At the supper-table, where Gazonal was fascinated by a silver service made by the modern Benvenuto Cellini, Froment-Meurice, the contents of which were worthy of the container, his mischievous friends were careful to sit at some distance from him; but they followed with cautious eye the manoeuvres of the clever actress, who, being attracted by the insidious hope of getting her furniture renewed, was playing her cards to take the provincial home with her. No sheep upon the day of the Fete-Dieu ever more meekly allowed his little Saint John to lead him along than Gazonal as he followed his siren.
Three days later, Leon and Bixiou, who had not seen Gazonal since that evening, went to his lodgings about two in the afternoon.
“Well, cousin,” said Leon, “the Council of State has decided in favour of your suit.”
“Maybe, but it is useless now, cousin,” said Gazonal, lifting a melancholy eye to his two friends. “I’ve become a republican.”

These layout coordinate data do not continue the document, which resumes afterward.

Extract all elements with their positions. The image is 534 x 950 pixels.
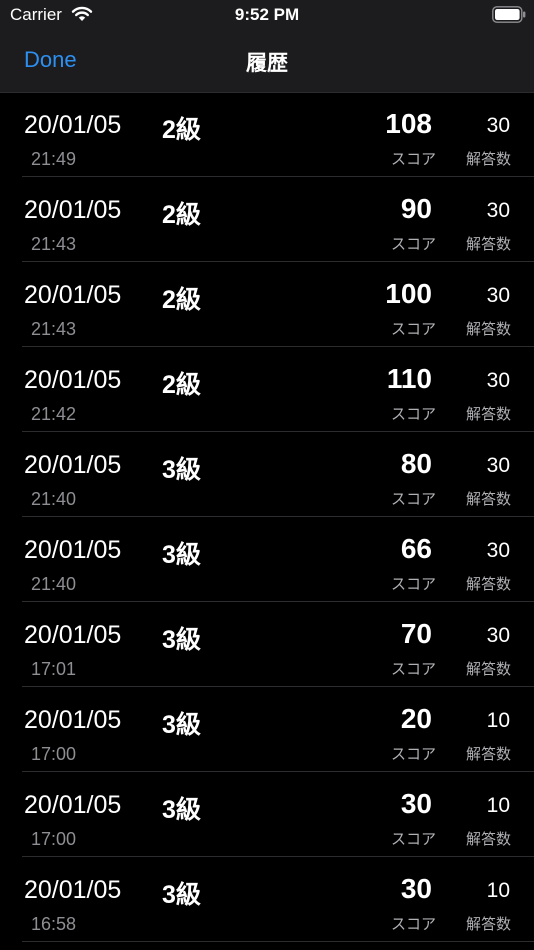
row-date: 20/01/05 xyxy=(24,791,122,819)
battery-icon xyxy=(492,6,526,23)
row-time: 17:00 xyxy=(31,744,77,764)
row-score: 90 xyxy=(400,193,432,224)
row-date: 20/01/05 xyxy=(24,281,122,309)
answer-count-label: 解答数 xyxy=(465,661,511,678)
row-answer-count: 30 xyxy=(486,284,510,307)
row-score: 30 xyxy=(400,788,432,819)
row-date: 20/01/05 xyxy=(24,876,122,904)
row-time: 17:00 xyxy=(31,829,77,849)
row-grade: 2級 xyxy=(162,201,201,229)
answer-count-label: 解答数 xyxy=(465,576,511,593)
row-answer-count: 10 xyxy=(486,794,510,817)
row-answer-count: 30 xyxy=(486,539,510,562)
row-score: 100 xyxy=(385,278,432,309)
row-grade: 3級 xyxy=(162,881,201,909)
row-date: 20/01/05 xyxy=(24,536,122,564)
row-score: 80 xyxy=(400,448,432,479)
score-label: スコア xyxy=(390,236,436,253)
score-label: スコア xyxy=(390,916,436,933)
row-answer-count: 30 xyxy=(486,454,510,477)
row-time: 16:58 xyxy=(31,914,77,934)
row-answer-count: 30 xyxy=(486,369,510,392)
row-time: 21:49 xyxy=(31,149,77,169)
history-row[interactable]: 20/01/05 3級 21:40 80 スコア 30 解答数 xyxy=(0,432,534,517)
row-score: 66 xyxy=(400,533,432,564)
page-title: 履歴 xyxy=(246,52,288,75)
row-time: 17:01 xyxy=(31,659,77,679)
score-label: スコア xyxy=(390,661,436,678)
row-date: 20/01/05 xyxy=(24,366,122,394)
answer-count-label: 解答数 xyxy=(465,491,511,508)
answer-count-label: 解答数 xyxy=(465,746,511,763)
row-score: 110 xyxy=(386,363,432,394)
row-date: 20/01/05 xyxy=(24,196,122,224)
row-time: 21:42 xyxy=(31,404,77,424)
answer-count-label: 解答数 xyxy=(465,236,511,253)
history-list: 20/01/05 2級 21:49 108 スコア 30 解答数 20/01/05 2級 21:4… xyxy=(0,92,534,942)
row-time: 21:40 xyxy=(31,574,77,594)
status-bar: Carrier 9:52 PM xyxy=(0,0,534,30)
row-grade: 2級 xyxy=(162,371,201,399)
navigation-bar: Done 履歴 xyxy=(0,30,534,93)
row-grade: 3級 xyxy=(162,711,201,739)
row-grade: 3級 xyxy=(162,796,201,824)
history-row[interactable]: 20/01/05 3級 17:00 20 スコア 10 解答数 xyxy=(0,687,534,772)
row-grade: 2級 xyxy=(162,286,201,314)
row-time: 21:43 xyxy=(31,319,77,339)
row-score: 108 xyxy=(385,108,432,139)
answer-count-label: 解答数 xyxy=(465,831,511,848)
answer-count-label: 解答数 xyxy=(465,321,511,338)
row-time: 21:40 xyxy=(31,489,77,509)
score-label: スコア xyxy=(390,321,436,338)
history-row[interactable]: 20/01/05 2級 21:42 110 スコア 30 解答数 xyxy=(0,347,534,432)
row-score: 20 xyxy=(400,703,432,734)
row-grade: 3級 xyxy=(162,541,201,569)
row-date: 20/01/05 xyxy=(24,621,122,649)
row-grade: 3級 xyxy=(162,626,201,654)
history-row[interactable]: 20/01/05 3級 21:40 66 スコア 30 解答数 xyxy=(0,517,534,602)
row-score: 30 xyxy=(400,873,432,904)
score-label: スコア xyxy=(390,151,436,168)
row-answer-count: 30 xyxy=(486,114,510,137)
row-time: 21:43 xyxy=(31,234,77,254)
row-date: 20/01/05 xyxy=(24,451,122,479)
row-answer-count: 30 xyxy=(486,624,510,647)
status-time: 9:52 PM xyxy=(234,5,300,24)
history-row[interactable]: 20/01/05 2級 21:49 108 スコア 30 解答数 xyxy=(0,92,534,177)
answer-count-label: 解答数 xyxy=(465,406,511,423)
history-row[interactable]: 20/01/05 2級 21:43 100 スコア 30 解答数 xyxy=(0,262,534,347)
history-row[interactable]: 20/01/05 3級 17:00 30 スコア 10 解答数 xyxy=(0,772,534,857)
answer-count-label: 解答数 xyxy=(465,916,511,933)
score-label: スコア xyxy=(390,576,436,593)
score-label: スコア xyxy=(390,406,436,423)
row-date: 20/01/05 xyxy=(24,706,122,734)
row-answer-count: 10 xyxy=(486,709,510,732)
score-label: スコア xyxy=(390,831,436,848)
history-row[interactable]: 20/01/05 3級 17:01 70 スコア 30 解答数 xyxy=(0,602,534,687)
row-grade: 2級 xyxy=(162,116,201,144)
row-date: 20/01/05 xyxy=(24,111,122,139)
score-label: スコア xyxy=(390,491,436,508)
history-row[interactable]: 20/01/05 3級 16:58 30 スコア 10 解答数 xyxy=(0,857,534,942)
history-row[interactable]: 20/01/05 2級 21:43 90 スコア 30 解答数 xyxy=(0,177,534,262)
score-label: スコア xyxy=(390,746,436,763)
row-grade: 3級 xyxy=(162,456,201,484)
row-answer-count: 10 xyxy=(486,879,510,902)
row-answer-count: 30 xyxy=(486,199,510,222)
row-score: 70 xyxy=(400,618,432,649)
answer-count-label: 解答数 xyxy=(465,151,511,168)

“What does that mean?” asked Leon.
“I haven’t anything left; not even enough to pay my lawyer,” replied Gazonal. “Madame Jenny Cadine has got notes of hand out of me to the amount of more money than all the property I own—”
“The fact is Cadine is rather dear; but—”
“Oh, but I didn’t get anything for my money,” said Gazonal. “What a woman! Well, I’ll own the provinces are not a match for Paris; I shall retire to La Trappe.”
“Good!” said Bixiou, “now you are reasonable. Come, recognize the majesty of the capital.”
“And of capital,” added Leon, holding out to Gazonal his notes of hand.
Gazonal gazed at the papers with a stupefied air.
“You can’t say now that we don’t understand the duties of hospitality; haven’t we educated you, saved you from poverty, feasted you, and amused you?” said Bixiou.
“And fooled you,” added Leon, making the gesture of gamins to express the action of picking pockets.